In reaching this conclusion that consumer metrics should be our star to follow when searching for the fabled drawing power, a number of follow on topics and lines of thought spring up. Some of which could be entire articles in themselves, but I’ll quickly touch upon three now for you to ponder.
While, as stated, I believe consumer metrics should be what we look to for measuring drawing power, I think the external factors that affect how these consumer metrics translate to revenue should affect the relative weight which we place upon the different facets. For example, the far larger proportion that TV rights fees make up for major US wrestling companies’ revenues in the modern era should mean that we place a greater weight on those able to increase TV viewership than in past eras. A main eventer being a TV draw in this era but not much of a live show draw is more valuable and thus should be given more credit than a main eventer with a similar profile in the 80s, where live gates made up a larger slice of a promotion’s pie.
Secondly, if we have come to the conclusion that external factors should, to at least some degree, be controlled for when assigning credit, then it follows that things like economic statuses of regions should be factored in to assessing somebody’s drawing power. Simply put, a wrestler drawing a live gate of $1M in the US, where the GDP per capita is $64,000, is less impressive, ceteris paribus, than a wrestler drawing a $1M gate in Mexico where the GDP per capita is only around $8,000. To some degree the discussion around WON Hall of Fame already does this, as attendance figures are more often discussed than gross gates.

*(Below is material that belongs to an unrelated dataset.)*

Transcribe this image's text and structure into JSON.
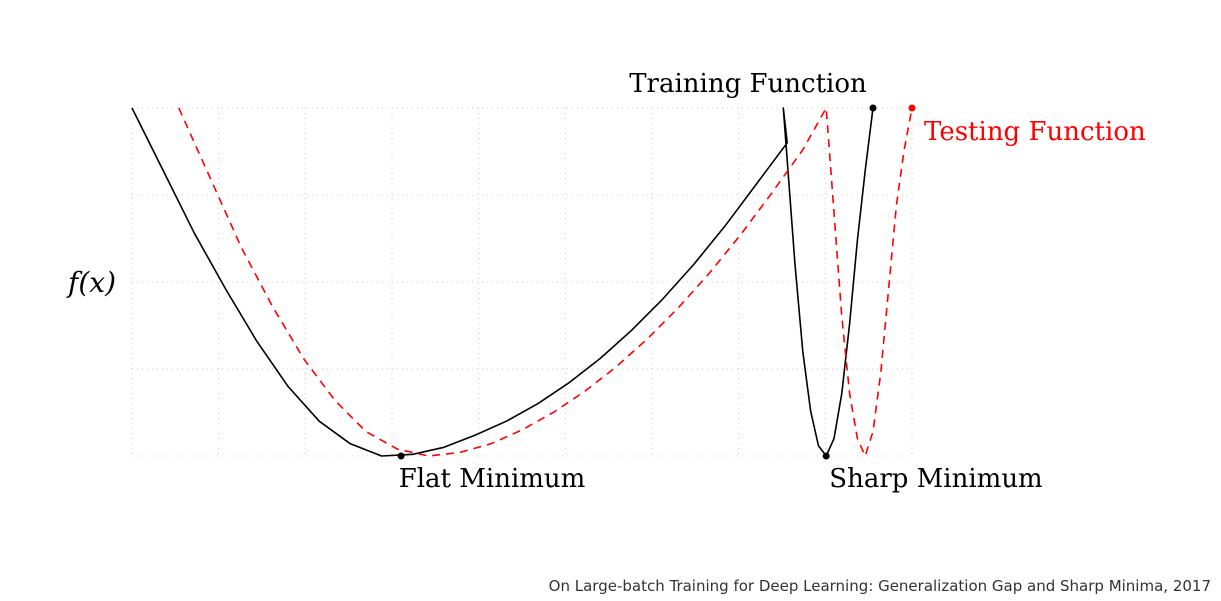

Finally, as with almost all discussion, analysis of drawing shouldn’t be viewed as absolute, but instead with some combination of absolute and relative analysis. Large consumer metrics are great, but large and growing consumer metrics are even more impressive. A wrestler who consistently bumps a TV rating can be more impressive than one who keeps it constant but from a higher base level. However as with anything it’s possible to go too far with that line of logic. Drawing 10,000 people would still in most people’s eyes be more impressive than drawing 200, even if the previous houses for the promotions were 10,500 and 175 respectively. Even when dealing with the numeral heavy world of drawing power analysis: it’s not an exact science. Every case should be approached with context, and any conclusion reached is but an interpretation of the data. The best we can do is to try to make these interpretations as informed and logical as possible.